Chicago logged a record 762 murders in 2016, most of them by hand guns.
Vancouver, while much smaller than the Windy City, saw hundreds of deaths from fentanyl overdose including six in one day, nine in one weekend.
Last month the B.C. coroner’s office issued an urgent warning after at least 11 people in the province died on one day, six in Vancouver’s Downtown Eastside.
Fentanyl, often mixed by traffickers with heroin or cocaine, is up to 100 times more toxic than morphine. B.C. victims include addicts with jobs, families and children as well as those in Vancouver’s infamous “shooting gallery.”
Province wide, B.C. logged 555 overdose deaths in the first three quarters of 2016, 374 of them fentanyl overdoses.
5 comments:
Fentanyl is a great way to get rid of some bums. Anybody think this is deliberate? How about China getting even for the Opium Wars? Regardless, one wonders why the pushers would want to kill off their customers.

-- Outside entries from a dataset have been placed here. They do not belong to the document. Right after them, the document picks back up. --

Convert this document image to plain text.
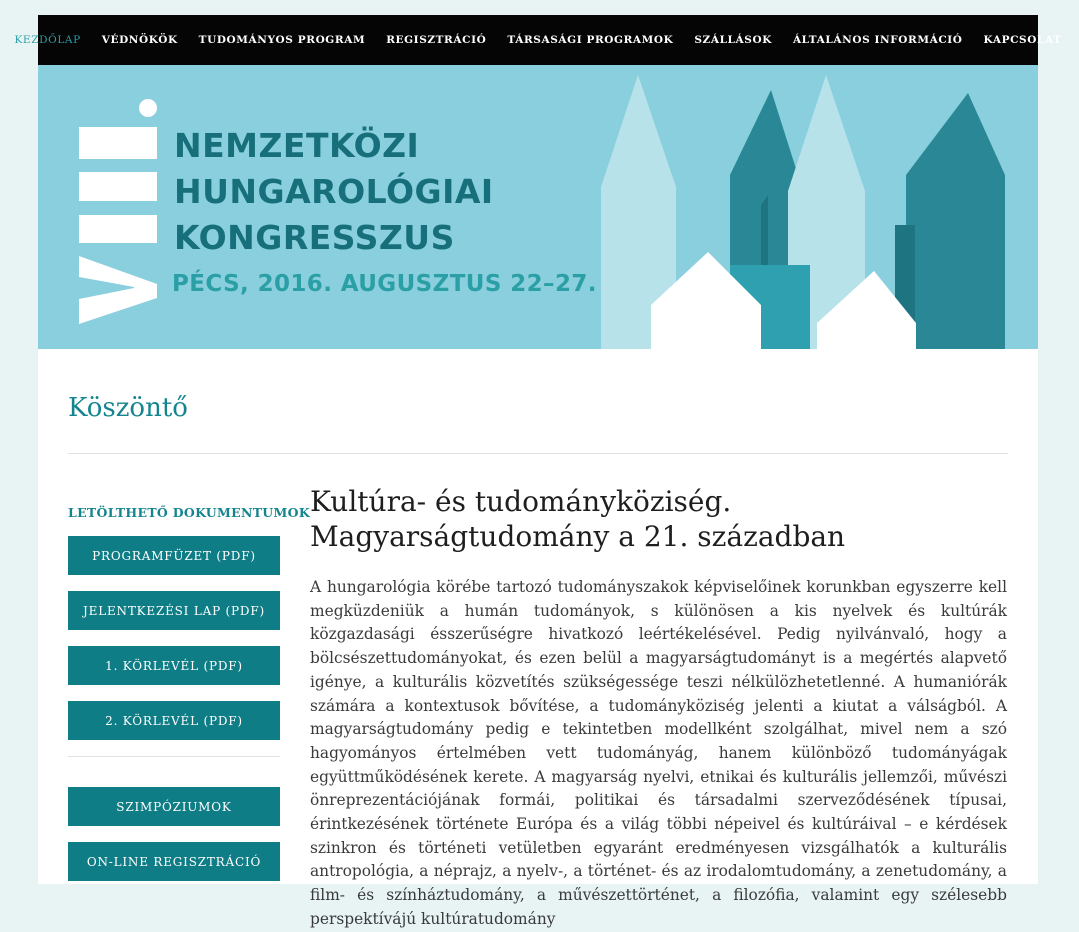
KEZDŐLAP VÉDNÖKÖK TUDOMÁNYOS PROGRAM REGISZTRÁCIÓ TÁRSASÁGI PROGRAMOK SZÁLLÁSOK ÁLTALÁNOS INFORMÁCIÓ KAPCSOLAT
NEMZETKÖZI
HUNGAROLÓGIAI
KONGRESSZUS
PÉCS, 2016. AUGUSZTUS 22–27.
Köszöntő
LETÖLTHETŐ DOKUMENTUMOK
PROGRAMFÜZET (PDF)
JELENTKEZÉSI LAP (PDF)
1. KÖRLEVÉL (PDF)
2. KÖRLEVÉL (PDF)
SZIMPÓZIUMOK
ON-LINE REGISZTRÁCIÓ
Kultúra- és tudományköziség.
Magyarságtudomány a 21. században

A hungarológia körébe tartozó tudományszakok képviselőinek korunkban egyszerre kell megküzdeniük a humán tudományok, s különösen a kis nyelvek és kultúrák közgazdasági ésszerűségre hivatkozó leértékelésével. Pedig nyilvánvaló, hogy a bölcsészettudományokat, és ezen belül a magyarságtudományt is a megértés alapvető igénye, a kulturális közvetítés szükségessége teszi nélkülözhetetlenné. A humaniórák számára a kontextusok bővítése, a tudományköziség jelenti a kiutat a válságból. A magyarságtudomány pedig e tekintetben modellként szolgálhat, mivel nem a szó hagyományos értelmében vett tudományág, hanem különböző tudományágak együttműködésének kerete. A magyarság nyelvi, etnikai és kulturális jellemzői, művészi önreprezentációjának formái, politikai és társadalmi szerveződésének típusai, érintkezésének története Európa és a világ többi népeivel és kultúráival – e kérdések szinkron és történeti vetületben egyaránt eredményesen vizsgálhatók a kulturális antropológia, a néprajz, a nyelv-, a történet- és az irodalomtudomány, a zenetudomány, a film- és színháztudomány, a művészettörténet, a filozófia, valamint egy szélesebb perspektívájú kultúratudomány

A lot of those bums seem to be productively employed, home owning, family types with kids. I find the "good riddance" take a little beneath you, Toby.
It seems just about any drug these days, including weed, is turning up laced with fentanyl and a lot of the overdoses are people who take the stuff unwittingly.
The great question is why are those distributing and selling these products doing it? What can they possibly get out of it? Do they want their customer base to die off?
I don't have a clue.
Sorry for my sarcasm, Mound. Your final questions are what I was getting at.
From my professional experience:
It is very difficult to dilute powder mixtures, especially when required dilution is high, e.g. 10,000 times. Also the the folks who prepare the final mix are not aware of a initial purity of the starting material.(i.e. IF and by how much the pure substance was cut)
Making hard drugs legal would open another Pandora box. There is no easy solution to the issue of street drugs. This is human condition, this is life.
A..non
A..non, I am sure that you are right as far as you take it but the Fentanyl problem in Vancouver is like a war zone. For what it's worth, I believe the problem is beyond accidental; it's deliberate. Someone thinks the mayhem is acceptable, may even be encouraging it. I don't know why; all I can do is conjecture. Vancouver gangs have been at each other for several years. Are they now trying to kill each others' customers?